Table of Contents

• Coverage
• Dataset Description
  • Methods & Sampling
  • BCO-DMO Processing Description
• Data Files
• Related Publications
• Related Datasets
• Parameters
• Instruments
• Deployments
• Project Information
• Funding

Nutrient samples at each depth were collected directly from Niskin bottles through a 0.2 μm capsule filter (Pall Supor®) using a peristaltic pump at pressures ≤5 mm Hg. Filtrate was collected directly into two 50 mL sterile polypropylene centrifuge tubes (Falcon®) to measure nitrate (NO3–), nitrite (NO2–), orthophosphate ions (simplified as PO4, sum of HPO42– and PO43–), and urea concentrations. Filtrate was also pumped into three 2 mL sterile polypropylene tubes for cyanate determinations, two 15 mL OPA-treated polypropylene tubes (Falcon®) for ammonium (NH4+) analyses, and two 40 mL combusted amber glass vials for analysis of total dissolved free primary amine. To minimize contamination from filtration and between samples, filters and tubing were rinsed thoroughly with site water before sample collection. NO3–+ NO2–, NO2–, PO4, and urea samples (duplicates) were stored at 4 °C until analysis within 48 hours of their collection using a nutrient autoanalyzer (Astoria-Pacific, Inc., USA) according to the manufacturer’s specifications. The method detection limits for NO3–+ NO2–, NO2–, PO4, and urea were 0.14 μmol L–1, 0.07 μmol L–1, 0.03 μmol L–1, and 0.08 μmol L–1, respectively. NH4+ samples (duplicates) were kept at 4 °C until analysis within 24 hours of collection. The concentrations of NH4+ were measured onboard using the OPA-fluorescence method of Holmes et al. (1999) with a spectrofluorometer. The method detection limit was 10.0 nmol L–1. Cyanate samples (triplicates) were stored in liquid nitrogen aboard the ship and at -80 °C once samples were returned to the land-based laboratory. Cyanate concentrations were measured by high-performance liquid chromatography (HPLC) using a precolumn fluorescence derivatization method (Widner et al., 2013; Widner and Mulholland, 2017). The method detection limit was 0.4 nmol L–1.

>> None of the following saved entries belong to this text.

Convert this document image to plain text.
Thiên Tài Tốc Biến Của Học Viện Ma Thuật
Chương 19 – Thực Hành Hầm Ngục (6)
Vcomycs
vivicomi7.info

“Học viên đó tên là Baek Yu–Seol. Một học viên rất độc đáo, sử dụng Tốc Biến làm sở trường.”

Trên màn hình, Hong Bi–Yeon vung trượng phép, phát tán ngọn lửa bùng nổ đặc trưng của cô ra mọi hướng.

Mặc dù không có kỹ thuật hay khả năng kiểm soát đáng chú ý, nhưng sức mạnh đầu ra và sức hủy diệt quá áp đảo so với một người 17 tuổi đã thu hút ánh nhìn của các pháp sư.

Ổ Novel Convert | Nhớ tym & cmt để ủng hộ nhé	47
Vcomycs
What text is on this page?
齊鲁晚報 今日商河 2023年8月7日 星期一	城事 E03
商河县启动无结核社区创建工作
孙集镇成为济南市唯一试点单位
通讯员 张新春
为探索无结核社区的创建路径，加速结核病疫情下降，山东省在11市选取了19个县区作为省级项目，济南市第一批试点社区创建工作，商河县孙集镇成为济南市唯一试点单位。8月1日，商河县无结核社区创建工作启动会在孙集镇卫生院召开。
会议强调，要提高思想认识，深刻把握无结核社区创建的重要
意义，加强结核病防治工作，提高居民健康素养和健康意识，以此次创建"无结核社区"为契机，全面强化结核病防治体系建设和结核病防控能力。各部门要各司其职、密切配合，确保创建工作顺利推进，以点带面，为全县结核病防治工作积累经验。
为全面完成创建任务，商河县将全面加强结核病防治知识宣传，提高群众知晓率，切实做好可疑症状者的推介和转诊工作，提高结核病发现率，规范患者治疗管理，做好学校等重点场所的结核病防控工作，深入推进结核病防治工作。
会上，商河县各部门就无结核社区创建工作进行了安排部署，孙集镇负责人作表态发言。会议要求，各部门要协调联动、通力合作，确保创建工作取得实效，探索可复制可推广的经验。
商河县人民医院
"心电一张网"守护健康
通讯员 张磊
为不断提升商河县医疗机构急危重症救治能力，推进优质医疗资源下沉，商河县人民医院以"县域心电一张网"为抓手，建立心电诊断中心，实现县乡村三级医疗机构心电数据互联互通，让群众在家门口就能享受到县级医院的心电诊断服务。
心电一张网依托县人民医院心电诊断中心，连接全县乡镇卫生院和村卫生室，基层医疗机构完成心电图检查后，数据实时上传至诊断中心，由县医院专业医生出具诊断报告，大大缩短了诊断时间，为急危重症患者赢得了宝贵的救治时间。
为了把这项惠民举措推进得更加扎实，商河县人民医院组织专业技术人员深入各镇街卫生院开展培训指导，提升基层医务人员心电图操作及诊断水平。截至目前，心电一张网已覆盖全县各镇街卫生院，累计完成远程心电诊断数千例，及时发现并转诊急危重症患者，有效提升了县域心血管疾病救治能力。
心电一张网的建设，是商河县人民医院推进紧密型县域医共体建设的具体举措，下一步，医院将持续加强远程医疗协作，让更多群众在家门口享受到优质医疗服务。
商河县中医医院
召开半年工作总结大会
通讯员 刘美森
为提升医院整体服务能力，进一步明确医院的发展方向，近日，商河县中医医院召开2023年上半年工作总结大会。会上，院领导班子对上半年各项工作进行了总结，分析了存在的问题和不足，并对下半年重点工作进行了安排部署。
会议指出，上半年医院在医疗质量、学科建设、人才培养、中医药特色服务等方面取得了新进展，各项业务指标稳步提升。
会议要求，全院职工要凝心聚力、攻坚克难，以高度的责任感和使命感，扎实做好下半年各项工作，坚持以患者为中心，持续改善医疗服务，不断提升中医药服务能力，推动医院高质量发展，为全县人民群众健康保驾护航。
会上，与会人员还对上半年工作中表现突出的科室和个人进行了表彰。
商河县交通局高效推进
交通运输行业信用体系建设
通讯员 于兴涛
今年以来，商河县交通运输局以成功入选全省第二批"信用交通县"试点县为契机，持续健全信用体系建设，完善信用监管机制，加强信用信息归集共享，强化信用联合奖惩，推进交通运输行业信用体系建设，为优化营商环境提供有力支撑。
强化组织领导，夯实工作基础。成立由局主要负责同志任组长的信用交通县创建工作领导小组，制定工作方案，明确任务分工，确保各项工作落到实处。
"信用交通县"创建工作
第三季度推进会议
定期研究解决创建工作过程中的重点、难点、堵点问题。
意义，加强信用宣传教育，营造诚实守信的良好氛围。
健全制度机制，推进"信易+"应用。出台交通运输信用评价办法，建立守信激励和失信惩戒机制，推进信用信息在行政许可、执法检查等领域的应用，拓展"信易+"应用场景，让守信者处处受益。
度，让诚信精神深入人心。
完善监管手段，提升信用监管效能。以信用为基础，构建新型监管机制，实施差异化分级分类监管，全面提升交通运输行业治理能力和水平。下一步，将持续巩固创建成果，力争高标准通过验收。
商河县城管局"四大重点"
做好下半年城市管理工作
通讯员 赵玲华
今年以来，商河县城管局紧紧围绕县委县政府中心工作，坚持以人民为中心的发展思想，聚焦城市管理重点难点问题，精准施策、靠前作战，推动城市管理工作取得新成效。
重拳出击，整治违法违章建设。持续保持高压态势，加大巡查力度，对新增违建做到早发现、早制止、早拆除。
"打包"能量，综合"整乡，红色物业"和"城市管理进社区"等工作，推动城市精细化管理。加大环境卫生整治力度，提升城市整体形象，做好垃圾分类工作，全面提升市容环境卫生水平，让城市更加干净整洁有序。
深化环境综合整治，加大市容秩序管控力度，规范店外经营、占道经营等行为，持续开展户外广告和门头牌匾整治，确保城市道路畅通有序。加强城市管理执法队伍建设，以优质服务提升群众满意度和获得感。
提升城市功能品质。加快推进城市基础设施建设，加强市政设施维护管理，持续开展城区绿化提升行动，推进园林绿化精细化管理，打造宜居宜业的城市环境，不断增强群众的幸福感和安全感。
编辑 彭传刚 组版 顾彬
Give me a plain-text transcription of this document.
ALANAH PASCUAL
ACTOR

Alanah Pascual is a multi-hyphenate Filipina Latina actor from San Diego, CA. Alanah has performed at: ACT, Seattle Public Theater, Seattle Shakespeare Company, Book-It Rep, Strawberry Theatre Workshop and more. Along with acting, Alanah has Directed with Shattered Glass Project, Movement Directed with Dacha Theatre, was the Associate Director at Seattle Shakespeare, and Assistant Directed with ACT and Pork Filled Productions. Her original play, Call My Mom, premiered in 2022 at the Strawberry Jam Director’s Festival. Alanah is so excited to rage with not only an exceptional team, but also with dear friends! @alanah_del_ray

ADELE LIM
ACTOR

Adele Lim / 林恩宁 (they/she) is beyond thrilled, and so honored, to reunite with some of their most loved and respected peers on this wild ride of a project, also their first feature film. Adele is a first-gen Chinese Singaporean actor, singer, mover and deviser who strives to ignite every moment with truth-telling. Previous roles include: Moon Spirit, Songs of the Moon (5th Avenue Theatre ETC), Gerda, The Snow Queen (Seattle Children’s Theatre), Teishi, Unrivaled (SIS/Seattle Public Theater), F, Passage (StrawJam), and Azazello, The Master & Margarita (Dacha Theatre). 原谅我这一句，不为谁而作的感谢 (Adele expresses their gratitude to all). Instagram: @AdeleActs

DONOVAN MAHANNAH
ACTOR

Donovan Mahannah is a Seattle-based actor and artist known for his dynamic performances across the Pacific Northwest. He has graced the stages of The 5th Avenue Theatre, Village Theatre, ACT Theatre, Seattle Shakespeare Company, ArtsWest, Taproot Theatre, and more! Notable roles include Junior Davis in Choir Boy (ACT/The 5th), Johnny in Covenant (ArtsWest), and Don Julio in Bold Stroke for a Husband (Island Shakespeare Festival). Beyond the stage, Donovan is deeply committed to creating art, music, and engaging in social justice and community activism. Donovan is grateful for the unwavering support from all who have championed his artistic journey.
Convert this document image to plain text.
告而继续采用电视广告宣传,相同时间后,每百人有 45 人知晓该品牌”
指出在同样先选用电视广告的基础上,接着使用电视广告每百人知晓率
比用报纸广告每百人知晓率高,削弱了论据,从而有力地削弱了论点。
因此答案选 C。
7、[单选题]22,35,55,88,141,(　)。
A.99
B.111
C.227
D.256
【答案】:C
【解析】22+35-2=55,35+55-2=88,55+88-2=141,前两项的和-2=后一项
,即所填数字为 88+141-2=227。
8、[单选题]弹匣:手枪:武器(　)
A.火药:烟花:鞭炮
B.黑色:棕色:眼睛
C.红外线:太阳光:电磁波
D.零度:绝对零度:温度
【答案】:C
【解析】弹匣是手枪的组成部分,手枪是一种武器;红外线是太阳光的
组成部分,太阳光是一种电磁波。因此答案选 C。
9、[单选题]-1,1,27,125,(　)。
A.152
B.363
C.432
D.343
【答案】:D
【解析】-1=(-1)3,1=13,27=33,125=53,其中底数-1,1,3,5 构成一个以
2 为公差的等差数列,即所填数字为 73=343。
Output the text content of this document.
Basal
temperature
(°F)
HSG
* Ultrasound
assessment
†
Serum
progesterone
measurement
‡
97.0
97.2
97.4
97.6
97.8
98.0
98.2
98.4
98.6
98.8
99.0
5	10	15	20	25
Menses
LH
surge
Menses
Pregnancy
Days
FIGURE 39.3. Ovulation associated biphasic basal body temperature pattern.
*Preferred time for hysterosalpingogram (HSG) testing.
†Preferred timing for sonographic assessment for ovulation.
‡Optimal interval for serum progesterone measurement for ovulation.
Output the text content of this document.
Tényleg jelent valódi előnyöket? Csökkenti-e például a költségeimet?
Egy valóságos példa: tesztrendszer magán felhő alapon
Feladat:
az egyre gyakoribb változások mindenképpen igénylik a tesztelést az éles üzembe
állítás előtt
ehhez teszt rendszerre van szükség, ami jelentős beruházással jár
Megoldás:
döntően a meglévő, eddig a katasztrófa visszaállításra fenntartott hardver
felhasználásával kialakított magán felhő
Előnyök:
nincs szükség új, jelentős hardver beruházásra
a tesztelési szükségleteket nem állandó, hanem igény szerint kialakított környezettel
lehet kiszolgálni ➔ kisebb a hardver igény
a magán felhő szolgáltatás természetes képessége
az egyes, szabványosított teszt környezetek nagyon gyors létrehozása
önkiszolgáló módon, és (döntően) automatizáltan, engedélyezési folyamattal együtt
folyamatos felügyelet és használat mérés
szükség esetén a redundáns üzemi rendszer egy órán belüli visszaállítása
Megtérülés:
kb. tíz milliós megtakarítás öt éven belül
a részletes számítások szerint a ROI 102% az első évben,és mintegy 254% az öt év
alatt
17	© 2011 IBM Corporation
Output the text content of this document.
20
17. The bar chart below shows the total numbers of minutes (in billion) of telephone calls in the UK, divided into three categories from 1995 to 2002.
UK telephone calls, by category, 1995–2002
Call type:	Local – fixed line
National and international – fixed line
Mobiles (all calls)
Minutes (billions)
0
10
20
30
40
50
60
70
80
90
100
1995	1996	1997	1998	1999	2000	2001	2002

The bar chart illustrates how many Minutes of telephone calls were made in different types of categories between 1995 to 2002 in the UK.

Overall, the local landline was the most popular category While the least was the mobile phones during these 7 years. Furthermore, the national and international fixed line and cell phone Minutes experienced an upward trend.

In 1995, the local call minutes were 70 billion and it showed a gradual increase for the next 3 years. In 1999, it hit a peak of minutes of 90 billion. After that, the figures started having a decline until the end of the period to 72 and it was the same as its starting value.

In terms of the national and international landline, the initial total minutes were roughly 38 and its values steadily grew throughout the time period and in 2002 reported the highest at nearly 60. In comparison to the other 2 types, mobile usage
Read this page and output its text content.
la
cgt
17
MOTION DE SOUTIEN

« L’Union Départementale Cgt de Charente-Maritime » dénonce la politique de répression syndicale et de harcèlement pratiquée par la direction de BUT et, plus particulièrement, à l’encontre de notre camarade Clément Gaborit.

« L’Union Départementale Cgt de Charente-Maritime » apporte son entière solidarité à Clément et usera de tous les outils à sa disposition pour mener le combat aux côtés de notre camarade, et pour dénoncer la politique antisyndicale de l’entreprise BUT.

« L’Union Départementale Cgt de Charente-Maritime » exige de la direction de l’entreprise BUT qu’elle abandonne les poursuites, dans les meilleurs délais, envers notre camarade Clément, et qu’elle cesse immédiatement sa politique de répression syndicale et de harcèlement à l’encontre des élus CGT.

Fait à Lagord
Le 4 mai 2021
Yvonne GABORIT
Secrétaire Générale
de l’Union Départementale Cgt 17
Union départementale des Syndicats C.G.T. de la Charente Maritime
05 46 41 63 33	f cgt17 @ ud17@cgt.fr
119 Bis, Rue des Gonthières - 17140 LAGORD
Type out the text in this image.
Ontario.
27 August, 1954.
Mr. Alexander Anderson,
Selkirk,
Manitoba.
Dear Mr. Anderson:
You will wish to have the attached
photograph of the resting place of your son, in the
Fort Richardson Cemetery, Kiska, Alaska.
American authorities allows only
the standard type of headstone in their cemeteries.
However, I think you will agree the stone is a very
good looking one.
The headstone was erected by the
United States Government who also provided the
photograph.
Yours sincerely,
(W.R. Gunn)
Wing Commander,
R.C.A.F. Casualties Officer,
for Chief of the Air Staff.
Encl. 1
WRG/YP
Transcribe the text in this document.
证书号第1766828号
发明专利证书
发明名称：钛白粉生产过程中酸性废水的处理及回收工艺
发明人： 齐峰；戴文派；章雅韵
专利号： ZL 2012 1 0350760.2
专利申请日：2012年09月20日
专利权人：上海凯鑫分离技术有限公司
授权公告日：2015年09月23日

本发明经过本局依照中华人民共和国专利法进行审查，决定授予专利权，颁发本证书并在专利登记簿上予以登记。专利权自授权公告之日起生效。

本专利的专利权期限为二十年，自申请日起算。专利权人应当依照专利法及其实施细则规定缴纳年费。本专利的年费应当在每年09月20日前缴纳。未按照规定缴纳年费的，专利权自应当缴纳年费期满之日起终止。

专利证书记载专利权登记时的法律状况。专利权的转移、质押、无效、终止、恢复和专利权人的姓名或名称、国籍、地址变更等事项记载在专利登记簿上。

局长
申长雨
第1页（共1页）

- Removed row from data containing unit information
- Changed second "Density" column header name to "Density_sigma_t"
- Rounded latitude and longitude values to 6 degrees of precision
- "No data" values in the primary data file are represented by blank values in cells (NAs were removed from the original data presentation)
- Merged separate date and time columns into one datetime column called ISO_DateTime_UTC

NSF Award Abstract:

Nitrogen is a critical nutrient in the world's oceans because, among other things, it is a major component of living organisms and can be a driver in primary productivity. Nitrogen is present in the ocean in a number of organic and inorganic forms, which vary in their ease in being assimilated by marine organisms. Cyanate is a simple form of organic nitrogen present in the ocean, although its abundance and importance to the ocean nitrogen cycle is poorly understood. Using newly developed and tested methods for measuring ambient cyanate concentrations and its uptake in seawater, researchers will analyze the distribution, sources, and geochemistry of cyanate in shelf waters of the Atlantic Ocean. Results from this project will elucidate the importance of cyanate in the marine nitrogen cycle and transform understanding of cyanate production and assimilation in the sea. This project will provide a unique opportunity for both graduate student research and undergraduate training, and will likely expose underrepresented groups to marine sciences.

Although physiological and genomic evidence suggest that marine microbes can utilize a broad array of inorganic and organic nitrogen compounds, cyanate's role in the marine nitrogen cycle has not yet been examined. As one of the simplest organic nitrogen compounds, cyanate has likely been present in the environment over Earth's long history. Evidence suggests that cyanate metabolism appeared early on in bacterial genomes and thus, the study of cyanate assimilation in the contemporary ocean may illuminate microbial processes with deep evolutionary roots. However, a decade since discovering the genomic capacity for cyanate utilization in marine cyanobacteria, little is still known about cyanate distributions in the environment, how it is produced, and how widespread cyanate utilization is among marine microbes. To further understanding of cyanate's role in the marine nitrogen cycle, a combination of geochemical approaches will be used to assess: 1) the distribution of cyanate in the marine environment, 2) potential sources of cyanate and the timescales at which cyanate is produced, 3) the rate of cyanate removal via microbial uptake and spontaneous decomposition, and 4) the geochemical coupling between cyanate production and consumption. Results generated from this study will be important for augmenting knowledge of the marine nitrogen cycle, refining biogeochemical models, and further understanding of the functioning of marine microbial communities.